Following this procedure, the patient was able to be decannulated and eventually discharged on amiodarone, nadolol, and phenytoin. On a subsequent hospitalization for breakthrough arrhythmia, the patient’s anti-arrhythmic regimen was adjusted to flecainide and high dose phenytoin (serum level 25-40 mcg/mL). The patient has been successfully maintained on this regimen for 2 years.

Discussion:

The authors of this paper presented two cases of malignant ventricular arrhythmias of probable different etiologies (1 due to SCN5A gain-of-function mutation, 1 of unknown mechanism), where high dose phenytoin played a crucial role in gaining and maintaining rhythm control. The use of phenytoin in patients with long QT syndrome, is certainly not novel, dating back to 1984 when a case series described the inadvertent use of phenytoin in two families who had been misdiagnosed with epilepsy rather than long QT.

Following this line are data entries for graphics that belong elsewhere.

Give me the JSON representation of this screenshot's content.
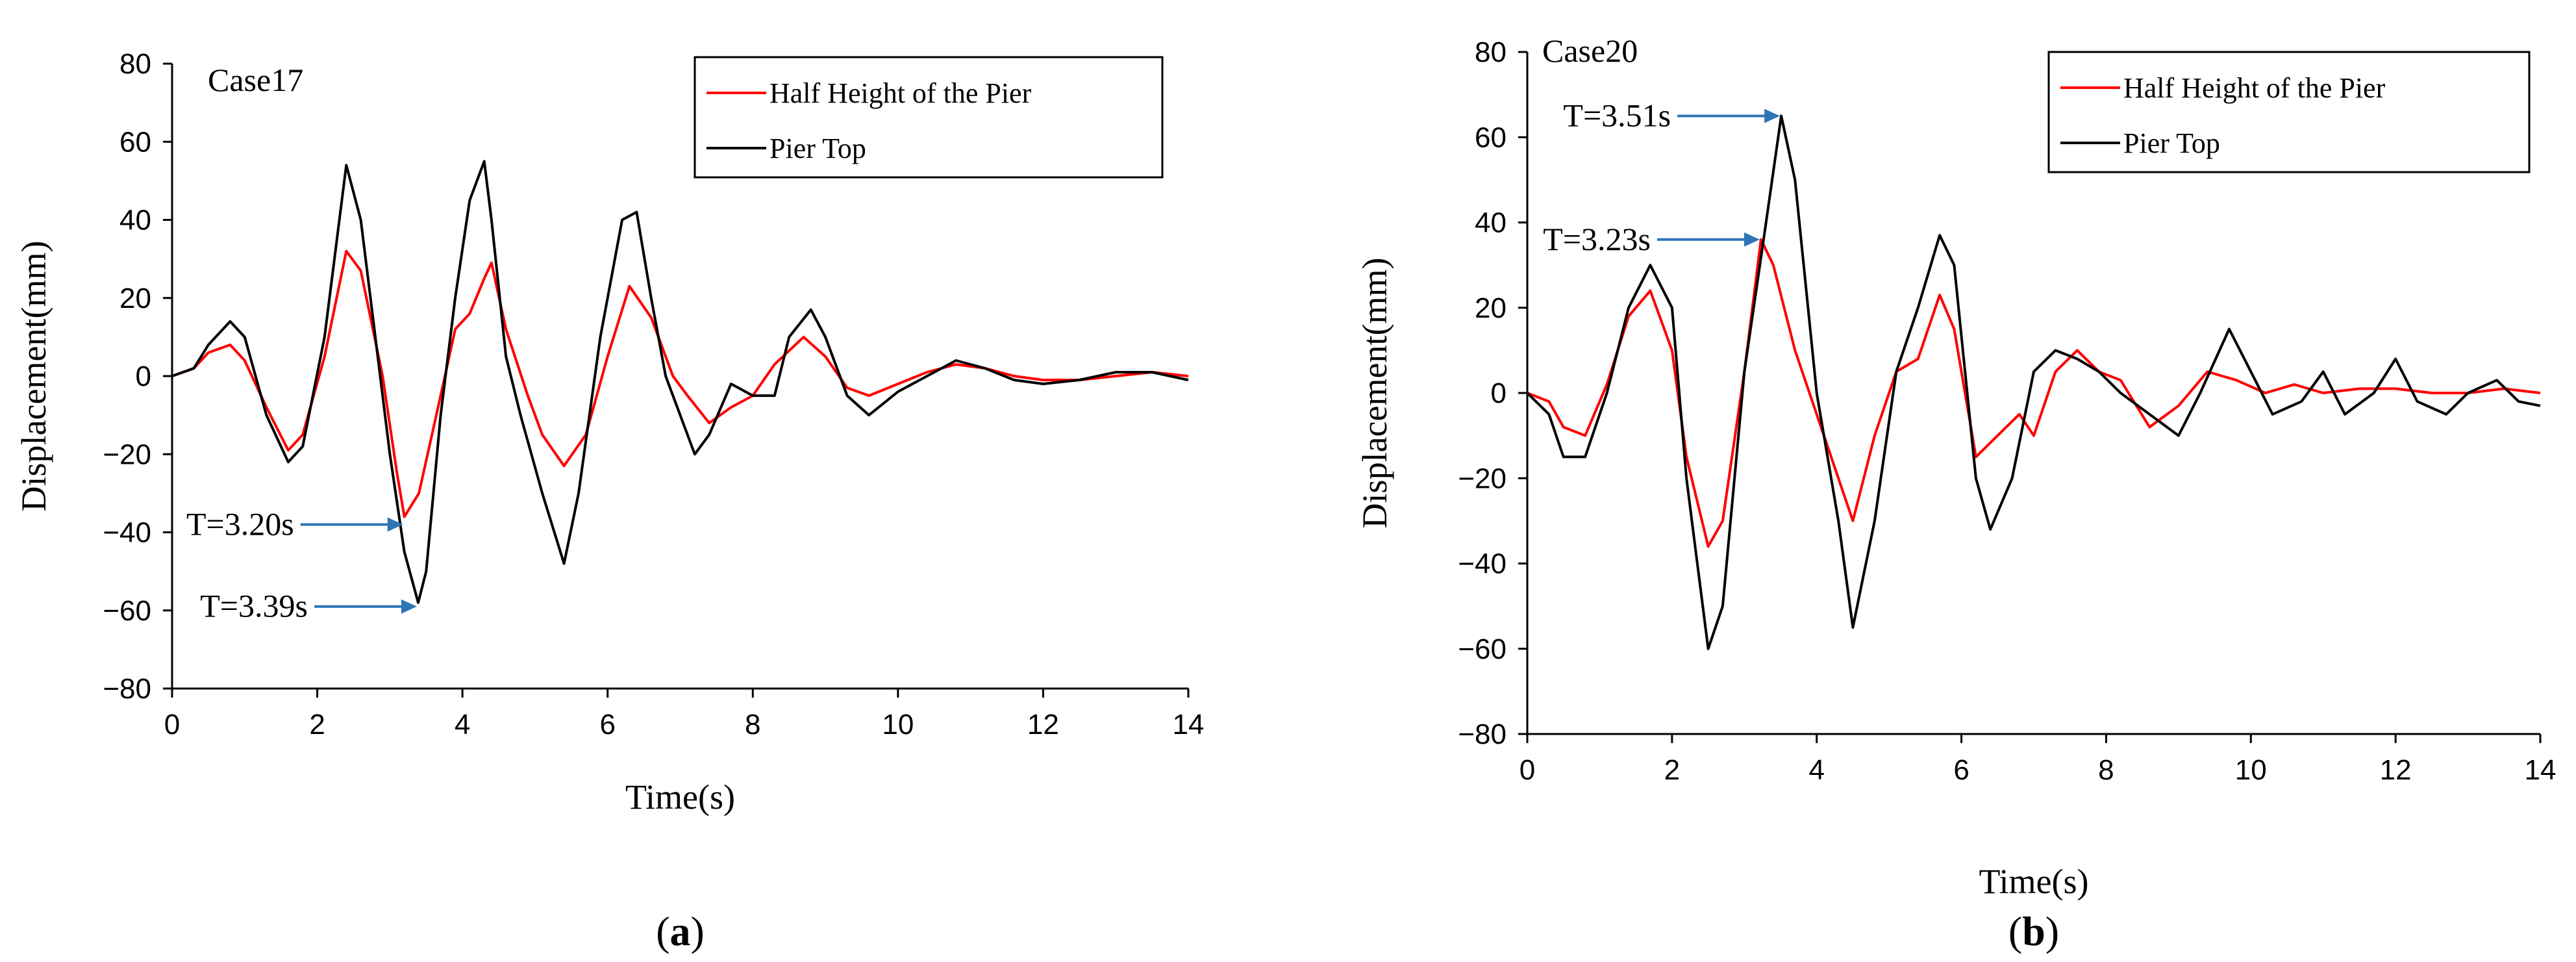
{
  "chart_data": [
    {
      "type": "line",
      "title": "Case17",
      "panel_label": "a",
      "xlabel": "Time(s)",
      "ylabel": "Displacement(mm)",
      "xlim": [
        0,
        14
      ],
      "ylim": [
        -80,
        80
      ],
      "x_ticks": [
        "0",
        "2",
        "4",
        "6",
        "8",
        "10",
        "12",
        "14"
      ],
      "y_ticks": [
        "80",
        "60",
        "40",
        "20",
        "0",
        "-20",
        "-40",
        "-60",
        "-80"
      ],
      "grid": false,
      "legend_position": "top-right",
      "series": [
        {
          "name": "Half Height of the Pier",
          "color": "#ff0000",
          "x": [
            0,
            0.3,
            0.5,
            0.8,
            1.0,
            1.3,
            1.6,
            1.8,
            2.1,
            2.4,
            2.6,
            2.9,
            3.1,
            3.2,
            3.4,
            3.7,
            3.9,
            4.1,
            4.3,
            4.4,
            4.6,
            4.9,
            5.1,
            5.4,
            5.7,
            6.0,
            6.3,
            6.6,
            6.9,
            7.1,
            7.4,
            7.7,
            8.0,
            8.3,
            8.7,
            9.0,
            9.3,
            9.6,
            10.0,
            10.4,
            10.8,
            11.2,
            11.6,
            12.0,
            12.5,
            13.0,
            13.5,
            14.0
          ],
          "values": [
            0,
            2,
            6,
            8,
            4,
            -8,
            -19,
            -15,
            5,
            32,
            27,
            0,
            -25,
            -36,
            -30,
            -5,
            12,
            16,
            25,
            29,
            12,
            -5,
            -15,
            -23,
            -15,
            5,
            23,
            15,
            0,
            -5,
            -12,
            -8,
            -5,
            3,
            10,
            5,
            -3,
            -5,
            -2,
            1,
            3,
            2,
            0,
            -1,
            -1,
            0,
            1,
            0
          ]
        },
        {
          "name": "Pier Top",
          "color": "#000000",
          "x": [
            0,
            0.3,
            0.5,
            0.8,
            1.0,
            1.3,
            1.6,
            1.8,
            2.1,
            2.4,
            2.6,
            2.8,
            3.0,
            3.2,
            3.39,
            3.5,
            3.7,
            3.9,
            4.1,
            4.3,
            4.4,
            4.6,
            4.8,
            5.1,
            5.4,
            5.6,
            5.9,
            6.2,
            6.4,
            6.6,
            6.8,
            7.0,
            7.2,
            7.4,
            7.7,
            8.0,
            8.3,
            8.5,
            8.8,
            9.0,
            9.3,
            9.6,
            10.0,
            10.4,
            10.8,
            11.2,
            11.6,
            12.0,
            12.5,
            13.0,
            13.5,
            14.0
          ],
          "values": [
            0,
            2,
            8,
            14,
            10,
            -10,
            -22,
            -18,
            10,
            54,
            40,
            10,
            -20,
            -45,
            -58,
            -50,
            -10,
            20,
            45,
            55,
            40,
            5,
            -10,
            -30,
            -48,
            -30,
            10,
            40,
            42,
            20,
            0,
            -10,
            -20,
            -15,
            -2,
            -5,
            -5,
            10,
            17,
            10,
            -5,
            -10,
            -4,
            0,
            4,
            2,
            -1,
            -2,
            -1,
            1,
            1,
            -1
          ]
        }
      ],
      "annotations": [
        {
          "text": "T=3.20s",
          "x": 3.2,
          "y": -38
        },
        {
          "text": "T=3.39s",
          "x": 3.39,
          "y": -59
        }
      ]
    },
    {
      "type": "line",
      "title": "Case20",
      "panel_label": "b",
      "xlabel": "Time(s)",
      "ylabel": "Displacement(mm)",
      "xlim": [
        0,
        14
      ],
      "ylim": [
        -80,
        80
      ],
      "x_ticks": [
        "0",
        "2",
        "4",
        "6",
        "8",
        "10",
        "12",
        "14"
      ],
      "y_ticks": [
        "80",
        "60",
        "40",
        "20",
        "0",
        "-20",
        "-40",
        "-60",
        "-80"
      ],
      "grid": false,
      "legend_position": "top-right",
      "series": [
        {
          "name": "Half Height of the Pier",
          "color": "#ff0000",
          "x": [
            0,
            0.3,
            0.5,
            0.8,
            1.1,
            1.4,
            1.7,
            2.0,
            2.2,
            2.5,
            2.7,
            3.0,
            3.23,
            3.4,
            3.7,
            4.0,
            4.3,
            4.5,
            4.8,
            5.1,
            5.4,
            5.7,
            5.9,
            6.2,
            6.5,
            6.8,
            7.0,
            7.3,
            7.6,
            7.9,
            8.2,
            8.6,
            9.0,
            9.4,
            9.8,
            10.2,
            10.6,
            11.0,
            11.5,
            12.0,
            12.5,
            13.0,
            13.5,
            14.0
          ],
          "values": [
            0,
            -2,
            -8,
            -10,
            2,
            18,
            24,
            10,
            -15,
            -36,
            -30,
            5,
            36,
            30,
            10,
            -5,
            -20,
            -30,
            -10,
            5,
            8,
            23,
            15,
            -15,
            -10,
            -5,
            -10,
            5,
            10,
            5,
            3,
            -8,
            -3,
            5,
            3,
            0,
            2,
            0,
            1,
            1,
            0,
            0,
            1,
            0
          ]
        },
        {
          "name": "Pier Top",
          "color": "#000000",
          "x": [
            0,
            0.3,
            0.5,
            0.8,
            1.1,
            1.4,
            1.7,
            2.0,
            2.2,
            2.5,
            2.7,
            3.0,
            3.3,
            3.51,
            3.7,
            4.0,
            4.3,
            4.5,
            4.8,
            5.1,
            5.4,
            5.7,
            5.9,
            6.2,
            6.4,
            6.7,
            7.0,
            7.3,
            7.6,
            7.9,
            8.2,
            8.6,
            9.0,
            9.3,
            9.7,
            10.0,
            10.3,
            10.7,
            11.0,
            11.3,
            11.7,
            12.0,
            12.3,
            12.7,
            13.0,
            13.4,
            13.7,
            14.0
          ],
          "values": [
            0,
            -5,
            -15,
            -15,
            0,
            20,
            30,
            20,
            -20,
            -60,
            -50,
            5,
            40,
            65,
            50,
            0,
            -30,
            -55,
            -30,
            5,
            20,
            37,
            30,
            -20,
            -32,
            -20,
            5,
            10,
            8,
            5,
            0,
            -5,
            -10,
            0,
            15,
            5,
            -5,
            -2,
            5,
            -5,
            0,
            8,
            -2,
            -5,
            0,
            3,
            -2,
            -3
          ]
        }
      ],
      "annotations": [
        {
          "text": "T=3.51s",
          "x": 3.51,
          "y": 65
        },
        {
          "text": "T=3.23s",
          "x": 3.23,
          "y": 36
        }
      ]
    }
  ]
}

While phenytoin has been in use for many decades, and is available in oral, intravenous, and intramuscular forms, pediatric dosing is not well studied. The therapeutic range of 10-20 mcg/mL for serum blood levels, was developed for the management of seizures. The authors of this paper note that the therapeutic range for the management of arrhythmias has not been determined, and both cases presented required serum levels >25 mcg/mL to achieve and maintain rhythm control.

Side effects of phenytoin are typically dose related, and most commonly begin when serum levels are >20 mcg/mL, however, there have been case reports of a few patients showing no signs of toxicity even at serum levels >40 mcg/mL. Side effects include nystagmus, ataxia, lethargy, coma. Hypersensitivity or idiosyncratic reactions can occur within weeks of therapy and are not dose related. Long-term use leads to gingival hyperplasia in younger patients and can lead to calcium deficiency.